Stephen S. Kudla | |
Birth Date: | 1950 |
Birth Place: | Caracas, Venezuela |
Nationality: | American |
Fields: | Mathematics |
Workplaces: | University of Maryland, College Park University of Toronto |
Alma Mater: | Stony Brook University |
Doctoral Advisor: | Michio Kuga |
Known For: | Kudla Program |
Awards: | Sloan Fellow Max-Planck Research Award Jeffery–Williams Prize |
Stephen S. Kudla (born 1950 Caracas, Venezuela[1]) is an American mathematician working in arithmetic geometry and automorphic forms. He is a professor in the Department of Mathematics at the University of Toronto.[2] [3]
After receiving his doctorate, Kudla spent a year at the Institute for Advanced Study in Princeton, following which he joined the faculty at the University of Maryland, College Park.[4] Since 2006, he has been a Canada Research Chair Professor at the University of Toronto.
In 1997, he discovered relationships between the Fourier coefficients of derivatives of Siegel Eisenstein series and arithmetic invariants of Shimura varieties (heights pairings of arithmetic cycles).[5]

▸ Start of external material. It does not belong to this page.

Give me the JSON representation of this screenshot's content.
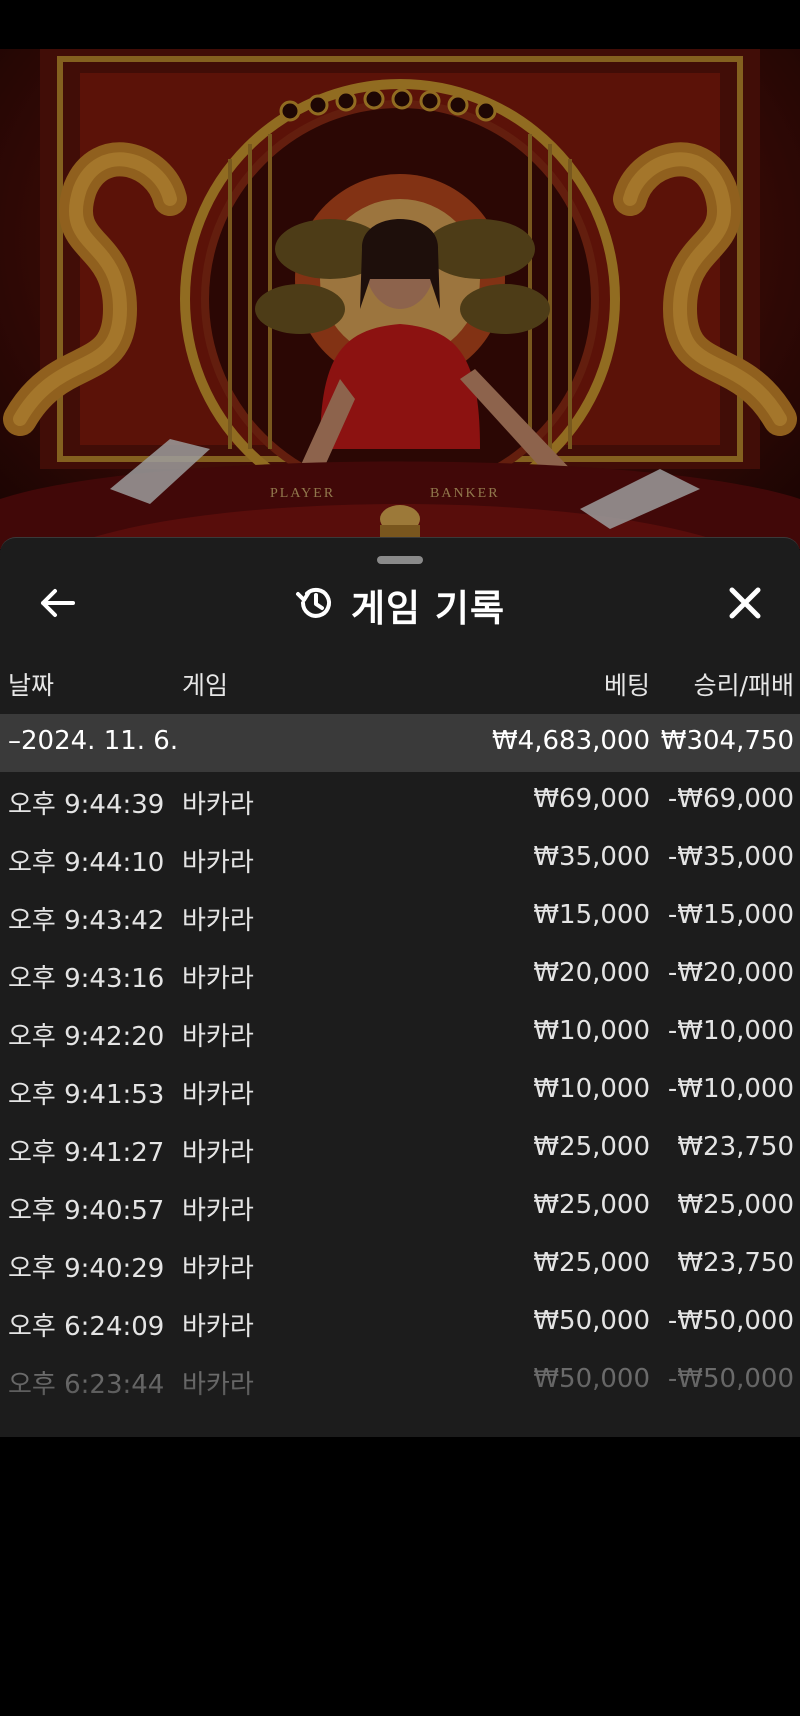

He was a Sloan Fellow in 1981, received the Max-Planck Research Award in 2000, and the Jeffery–Williams Prize of the Canadian Mathematical Society in 2009. He was an Invited Speaker at the 2002 International Congress of Mathematicians in Beijing, where he gave a lecture on "Derivatives of Eisenstein series and arithmetic geometry". He is on the Scientific Review Panel of the Pacific Institute for the Mathematical Sciences (PIMS). Since 2004, he has been the co-editor of the Canadian Journal of Mathematics, and the co-organizer of several conferences at the Mathematical Research Institute of Oberwolfach.